Mother Teresa of Calcutta: The Most Famous Saint of the 20th Century

A tiny woman with a giant faith




THREE MINUTES WITH THE SAINTS by Paul Combs



What is true today will be true 500 years from now: Pope John Paul II and Mother Teresa of Calcutta are the two best-known saints of the 20th century. Of the two, however, it is not the pope who reigned for 27 years and helped bring an end to communism in Eastern Europe but rather the tiny Albanian woman who labored in the worst slums in India who is the most recognizable nearly 25 years after her death. Let’s take a few minutes to meet her.


Born on August 26, 1910, to Albanian parents in Skopje, Macedonia, Agnes Gonxha Bojaxhiu felt the call to the religious life from an early age. At 18 she heeded that call; desiring to be a missionary, she traveled to Ireland to study English with the Sisters of Loretto. It was there that Agnes took the name Sister Mary Teresa (after St. Thérèse of Lisieux, patron saint of missionaries). On January 6, 1929, she arrived in Calcutta.
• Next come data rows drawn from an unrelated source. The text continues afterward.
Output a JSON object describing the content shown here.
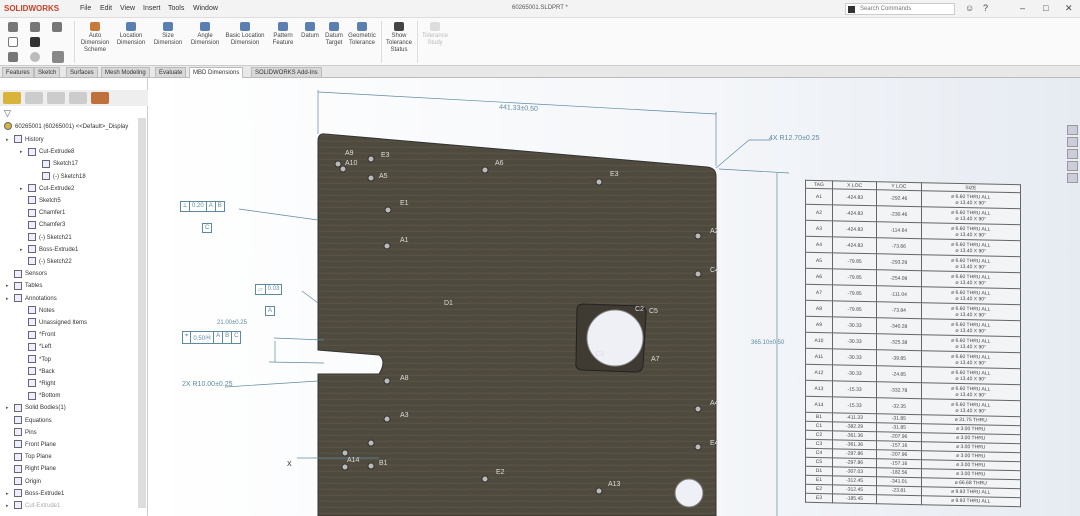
{
  "app": {
    "logo": "SOLIDWORKS",
    "menus": [
      "File",
      "Edit",
      "View",
      "Insert",
      "Tools",
      "Window"
    ],
    "doc_title": "60265001.SLDPRT *",
    "search_placeholder": "Search Commands",
    "win": [
      "–",
      "□",
      "✕"
    ]
  },
  "ribbon": {
    "buttons": [
      "Auto Dimension Scheme",
      "Location Dimension",
      "Size Dimension",
      "Angle Dimension",
      "Basic Location Dimension",
      "Pattern Feature",
      "Datum",
      "Datum Target",
      "Geometric Tolerance",
      "Show Tolerance Status",
      "Tolerance Study"
    ]
  },
  "tabs": [
    "Features",
    "Sketch",
    "Surfaces",
    "Mesh Modeling",
    "Evaluate",
    "MBD Dimensions",
    "SOLIDWORKS Add-Ins"
  ],
  "active_tab": "MBD Dimensions",
  "tree": {
    "root": "60265001 (60265001) <<Default>_Display",
    "items": [
      {
        "label": "History",
        "lvl": 0,
        "exp": true
      },
      {
        "label": "Cut-Extrude8",
        "lvl": 1,
        "exp": true
      },
      {
        "label": "Sketch17",
        "lvl": 2
      },
      {
        "label": "(-) Sketch18",
        "lvl": 2
      },
      {
        "label": "Cut-Extrude2",
        "lvl": 1,
        "exp": true
      },
      {
        "label": "Sketch5",
        "lvl": 1
      },
      {
        "label": "Chamfer1",
        "lvl": 1
      },
      {
        "label": "Chamfer3",
        "lvl": 1
      },
      {
        "label": "(-) Sketch21",
        "lvl": 1
      },
      {
        "label": "Boss-Extrude1",
        "lvl": 1,
        "exp": true
      },
      {
        "label": "(-) Sketch22",
        "lvl": 1
      },
      {
        "label": "Sensors",
        "lvl": 0
      },
      {
        "label": "Tables",
        "lvl": 0,
        "exp": true
      },
      {
        "label": "Annotations",
        "lvl": 0,
        "exp": true
      },
      {
        "label": "Notes",
        "lvl": 1
      },
      {
        "label": "Unassigned Items",
        "lvl": 1
      },
      {
        "label": "*Front",
        "lvl": 1
      },
      {
        "label": "*Left",
        "lvl": 1
      },
      {
        "label": "*Top",
        "lvl": 1
      },
      {
        "label": "*Back",
        "lvl": 1
      },
      {
        "label": "*Right",
        "lvl": 1
      },
      {
        "label": "*Bottom",
        "lvl": 1
      },
      {
        "label": "Solid Bodies(1)",
        "lvl": 0,
        "exp": true
      },
      {
        "label": "Equations",
        "lvl": 0
      },
      {
        "label": "Pins",
        "lvl": 0
      },
      {
        "label": "Front Plane",
        "lvl": 0
      },
      {
        "label": "Top Plane",
        "lvl": 0
      },
      {
        "label": "Right Plane",
        "lvl": 0
      },
      {
        "label": "Origin",
        "lvl": 0
      },
      {
        "label": "Boss-Extrude1",
        "lvl": 0,
        "exp": true
      },
      {
        "label": "Cut-Extrude1",
        "lvl": 0,
        "exp": true,
        "dis": true
      }
    ]
  },
  "annotations": {
    "width_dim": "441.33±0.50",
    "height_dim": "365.10±0.50",
    "corner_radius": "4X R12.70±0.25",
    "slot_radius": "2X R10.00±0.25",
    "slot_dim": "21.00±0.25",
    "fcf1": [
      "⟂",
      "0.20",
      "A",
      "B"
    ],
    "fcf1_datum": "C",
    "fcf2": [
      "⏥",
      "0.03"
    ],
    "fcf2_datum": "A",
    "fcf3": [
      "⌖",
      "0.50Ⓜ",
      "A",
      "B",
      "C"
    ],
    "axis_x": "X"
  },
  "hole_labels": [
    "A9",
    "A10",
    "E3",
    "A5",
    "A6",
    "E3",
    "E1",
    "A1",
    "A2",
    "C4",
    "D1",
    "C2",
    "C5",
    "C3",
    "A7",
    "A8",
    "A3",
    "A4",
    "E4",
    "E2",
    "A13",
    "A14",
    "B1"
  ],
  "table": {
    "headers": [
      "TAG",
      "X LOC",
      "Y LOC",
      "SIZE"
    ],
    "big_rows": [
      [
        "A1",
        "-424.83",
        "-292.46"
      ],
      [
        "A2",
        "-424.83",
        "-230.46"
      ],
      [
        "A3",
        "-424.83",
        "-114.64"
      ],
      [
        "A4",
        "-424.83",
        "-73.66"
      ],
      [
        "A5",
        "-79.85",
        "-293.29"
      ],
      [
        "A6",
        "-79.85",
        "-254.09"
      ],
      [
        "A7",
        "-79.85",
        "-111.04"
      ],
      [
        "A8",
        "-79.85",
        "-73.84"
      ],
      [
        "A9",
        "-30.33",
        "-340.28"
      ],
      [
        "A10",
        "-30.33",
        "-325.38"
      ],
      [
        "A11",
        "-30.33",
        "-39.85"
      ],
      [
        "A12",
        "-30.33",
        "-24.85"
      ],
      [
        "A13",
        "-15.33",
        "-332.78"
      ],
      [
        "A14",
        "-15.33",
        "-32.35"
      ]
    ],
    "big_size_1": "⌀ 6.60 THRU ALL",
    "big_size_2": "⌀ 13.40 X 90°",
    "small_rows": [
      [
        "B1",
        "-411.33",
        "-31.85",
        "⌀ 31.75 THRU"
      ],
      [
        "C1",
        "-382.29",
        "-31.85",
        "⌀ 3.00 THRU"
      ],
      [
        "C2",
        "-361.36",
        "-207.96",
        "⌀ 3.00 THRU"
      ],
      [
        "C3",
        "-361.36",
        "-157.16",
        "⌀ 3.00 THRU"
      ],
      [
        "C4",
        "-297.86",
        "-207.96",
        "⌀ 3.00 THRU"
      ],
      [
        "C5",
        "-297.86",
        "-157.16",
        "⌀ 3.00 THRU"
      ],
      [
        "D1",
        "-307.03",
        "-182.56",
        "⌀ 3.00 THRU"
      ],
      [
        "E1",
        "-312.45",
        "-341.01",
        "⌀ 66.68 THRU"
      ],
      [
        "E2",
        "-312.45",
        "-23.81",
        "⌀ 9.93 THRU ALL"
      ],
      [
        "E3",
        "-185.45",
        "",
        "⌀ 9.93 THRU ALL"
      ]
    ]
  }
}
For the next 20 years, Teresa was a teacher St. Mary’s, an all-girls’ primary school; she was named principal in 1944. She might have remained a teacher her whole life, but on September 10, 1946, during a train ride from Calcutta to a convent in Darjeeling for her annual retreat, everything changed. Teresa heard what she later referred to as “a call within the call:” God was calling her out of the convent and school to help the poorest of the poor and live among them.


Two years later, after receiving permission to leave the school, she replaced her Sisters of Loretto habit with the now-famous white sari with blue border and began work in the Calcutta slums. In 1950, along with a small group of women who had joined her, she founded the Missionaries of Charity; as head of the order, it was at this time she began to be called “Mother.”


In the early 1960s, Missionaries of Charity sisters began work across India, and by the mid-1960s houses had been established in South America and Africa. Today there are over 5,000 Missionaries of Charity serving in 120 countries; they operate orphanages, AIDS hospices, soup kitchens, homeless shelters, and care for refugees and victims of natural disasters.


Given her decades of selfless service, it is perhaps no surprise that in 1979 Mother Teresa was awarded the Nobel Peace Prize. The Nobel committee awarded her the prize “for her work for bringing help to suffering humanity.” In announcing the award, the committee further stated that “in the eyes of the Norwegian Nobel Committee, constructive efforts to do away with hunger and poverty, and to ensure for mankind safer and better world community in which to develop, should be inspired by the spirit of Mother Teresa, by respect for the worth and dignity of the individual human being.”


Following numerous health problems late in her life, Mother Teresa died in Calcutta on September 5, 1997 at the age of 87. She was given a state funeral by the Indian government in recognition of a lifetime of service to the country’s poor. In December 1999, she ranked #1 in Gallup’s “List of People that Americans Most Widely Admired in the 20th Century;” Pope John Paul II (whom I mentioned earlier) ranked #8.


Mother Teresa was beatified by Pope John Paul II on October 19, 2003 and canonized by Pope Francis on September 4, 2016. She is one of the patron saints of World Youth Day and co-patron (with St. Francis Xavier) of the Archdiocese of Kolkata (Calcutta), and her feast day is September 5.


Saint Mother Teresa is known for many quotes, but this one from the Missionaries of Charity website probably sums her life up the way she would have wanted: “By blood, I am Albanian. By citizenship, an Indian. By faith, I am a Catholic nun. As to my calling, I belong to the world. As to my heart, I belong entirely to the Heart of Jesus.”